High-resolution visible imager. L’LORRI is derived from the LORRI instrument on New Horizons and was built at the Johns Hopkins University Applied Physics Laboratory. It will provide the most detailed images of the surface of the Trojans.
L’LORRI has no moving parts, no filters and is of same design as that of Hubble Space Telescope. It is capable of studying surfaces of trojans in high resolution.
What will we find out on Trojan asteroids? Mountains, basins, pits, valleys? We don’t know and we will surely be surprised!

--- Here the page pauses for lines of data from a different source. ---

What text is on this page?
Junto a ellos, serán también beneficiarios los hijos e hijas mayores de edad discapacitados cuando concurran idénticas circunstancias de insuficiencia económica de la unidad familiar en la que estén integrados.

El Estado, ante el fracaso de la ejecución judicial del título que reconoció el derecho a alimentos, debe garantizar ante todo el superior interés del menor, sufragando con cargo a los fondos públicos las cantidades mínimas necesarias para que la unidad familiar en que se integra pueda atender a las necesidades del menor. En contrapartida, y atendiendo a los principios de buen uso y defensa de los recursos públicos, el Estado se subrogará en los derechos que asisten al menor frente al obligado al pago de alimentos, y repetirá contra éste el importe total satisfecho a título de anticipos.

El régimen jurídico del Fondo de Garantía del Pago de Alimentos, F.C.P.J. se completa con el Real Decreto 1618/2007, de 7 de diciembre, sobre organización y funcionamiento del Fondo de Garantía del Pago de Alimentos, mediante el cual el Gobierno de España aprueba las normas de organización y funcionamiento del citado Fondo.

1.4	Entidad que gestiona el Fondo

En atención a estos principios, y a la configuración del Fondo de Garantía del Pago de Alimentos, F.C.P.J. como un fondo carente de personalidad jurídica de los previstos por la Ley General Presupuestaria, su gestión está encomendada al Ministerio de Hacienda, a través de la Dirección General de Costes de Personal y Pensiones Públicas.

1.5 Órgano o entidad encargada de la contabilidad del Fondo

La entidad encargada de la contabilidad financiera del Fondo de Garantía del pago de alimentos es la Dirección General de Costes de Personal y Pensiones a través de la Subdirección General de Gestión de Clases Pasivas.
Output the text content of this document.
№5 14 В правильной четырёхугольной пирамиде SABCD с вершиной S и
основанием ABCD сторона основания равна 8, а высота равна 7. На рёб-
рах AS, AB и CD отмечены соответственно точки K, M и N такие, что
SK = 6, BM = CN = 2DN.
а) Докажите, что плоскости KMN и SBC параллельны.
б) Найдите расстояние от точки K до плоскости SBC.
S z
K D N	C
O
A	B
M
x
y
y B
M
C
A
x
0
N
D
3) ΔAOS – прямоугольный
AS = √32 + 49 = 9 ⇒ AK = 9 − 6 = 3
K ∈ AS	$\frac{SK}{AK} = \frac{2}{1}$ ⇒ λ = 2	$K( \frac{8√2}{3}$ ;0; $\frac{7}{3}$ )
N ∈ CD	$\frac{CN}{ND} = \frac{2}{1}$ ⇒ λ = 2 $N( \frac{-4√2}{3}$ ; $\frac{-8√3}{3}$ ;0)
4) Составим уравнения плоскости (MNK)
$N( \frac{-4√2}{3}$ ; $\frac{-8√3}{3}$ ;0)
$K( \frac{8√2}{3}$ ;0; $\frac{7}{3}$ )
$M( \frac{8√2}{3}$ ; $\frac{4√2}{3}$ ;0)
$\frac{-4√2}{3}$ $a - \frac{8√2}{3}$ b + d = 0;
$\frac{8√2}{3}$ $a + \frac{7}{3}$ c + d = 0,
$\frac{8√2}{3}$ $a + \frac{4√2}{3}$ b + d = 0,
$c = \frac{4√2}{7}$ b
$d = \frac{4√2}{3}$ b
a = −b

Thermal infrared spectrometer (6-75 μm). L’TES is similar to OTES on the OSIRIS-REx mission and was built at Arizona State University. It will reveal the thermal characteristics of the observed Trojans, which will also inform the composition and structure of the material on the surface of the asteroids.
L’TES will use long wave infrared light to see detailed mapping of temperatures of these Trojans. By studying the changes throughout the day night on Trojans in temperature, we can figure out the material it is made of.
The spacecraft is also adorned with a golden plaque containing its launch date, the positions of the planets at the launch date, the continents of Earth at the time of launch, its nominal trajectory, and twenty speeches, poems, and song lyrics from people such as Martin Luther King Jr., Carl Sagan, The Beatles, and more.
Because the spacecraft will not leave the Solar System or be ditched into a planetary body, there is a chance that future generations of humanity will be able to recover it and with this mission “what was the foot of the walker becomes the path” of the human lineage.